Release Notes April 2023
We’re excited to share with you all the exciting new features and improvements that have been implemented in this release. From the improvements in our mobile app to the AI/NLP capabilities, we’ve been working hard to ensure that this release delivers the best possible experience for our users. So, without further ado, let’s dive into all the exciting changes in the latest release!
In case you have any suggestions or queries, please feel free to reach out to us at email@example.com.
As a part of our monthly deployments, we had a release on 25th Apr 2023. Following is the summary of the changes:
Web-like Product search feature in Live chat is now available on the mobile app as well for agents to manually recommend/share products with users in order to provide better shopping assistance. This feature is applicable to all the Engati platform users integrated with Shopify & WooCommerce.
Web-like single and double ticks for sent/received/read notifications for each agent message will also reflect for the mobile app
It’s now a 2-click and streamlined process to add a new user and start the conversation, instead of the previously available 3-click workflow where there was also some confusion regarding country code selection
Mobile app artifacts are now in the Beta stage, where we can start accepting working partners and help them publish a white-labelled mobile app on iOS and Android app stores.
Images and files can now be attached by dragging and dropping them into the response box of an active conversation. More improvements will be planned on this in the near future.
Agents or portal users need not refresh to confirm the session being logged out due to inactivity. The web portal will now be automatically logged out and the customer redirected to the login page upon session timeout after 3 hrs of inactivity.

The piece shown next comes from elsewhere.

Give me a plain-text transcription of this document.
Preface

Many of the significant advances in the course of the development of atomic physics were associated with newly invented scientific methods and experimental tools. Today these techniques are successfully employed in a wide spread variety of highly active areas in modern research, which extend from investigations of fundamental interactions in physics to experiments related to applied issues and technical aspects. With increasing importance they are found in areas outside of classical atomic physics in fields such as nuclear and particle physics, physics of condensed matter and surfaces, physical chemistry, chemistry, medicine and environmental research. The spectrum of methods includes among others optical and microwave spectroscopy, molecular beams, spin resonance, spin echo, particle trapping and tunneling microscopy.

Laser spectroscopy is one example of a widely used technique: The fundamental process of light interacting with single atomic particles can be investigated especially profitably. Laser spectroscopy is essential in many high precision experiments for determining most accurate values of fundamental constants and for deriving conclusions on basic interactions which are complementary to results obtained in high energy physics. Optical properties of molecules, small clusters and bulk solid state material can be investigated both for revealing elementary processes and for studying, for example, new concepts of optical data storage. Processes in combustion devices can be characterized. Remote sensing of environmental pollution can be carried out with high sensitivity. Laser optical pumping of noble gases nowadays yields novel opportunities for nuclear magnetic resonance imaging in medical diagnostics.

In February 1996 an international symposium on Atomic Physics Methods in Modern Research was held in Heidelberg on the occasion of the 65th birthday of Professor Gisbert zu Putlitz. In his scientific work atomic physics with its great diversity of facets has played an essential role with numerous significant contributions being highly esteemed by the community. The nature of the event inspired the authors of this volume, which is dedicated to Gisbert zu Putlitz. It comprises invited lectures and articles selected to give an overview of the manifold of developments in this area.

Users coming in through Facebook advertisements - Click to chat WhatsApp link will now be properly tagged and available on the portal. Agents will also be able to see the full context of the advertisement that the user clicked upon.
Customers will be able to download data from the Engati portal and use the same to run advertisements from the Facebook Ad manager on the same or similar custom audience segment.
Bot builders can now change the paths to send carousels and options as the one private reply automation when the user comments on a post, instead of a static message that was previously possible.
Customers can now through the Messages screen find out if the user from the conversation has commented in the past and the information on those comments.
Agents can also now send private replies to user comments on ‘Instagram Comments’ view and get more context on past conversations with the same user.
Using eSenseGPT, a GPT-based Generative AI engine built by Engati on Large Language Models (LLM), and the HTML web pages and PDF files uploaded on the platform, the bot will be able to respond to user queries related to the product, providing customers with detailed information about the return process and estimated timelines for refund processing, seamlessly. It will also retain the context of previously asked queries while responding similarly to ChatGPT. It uses natural language processing and machine learning algorithms to understand customers' questions and provide relevant responses. This reduces the workload on the customer service team, freeing up their time to focus on more complex queries and providing a better customer experience.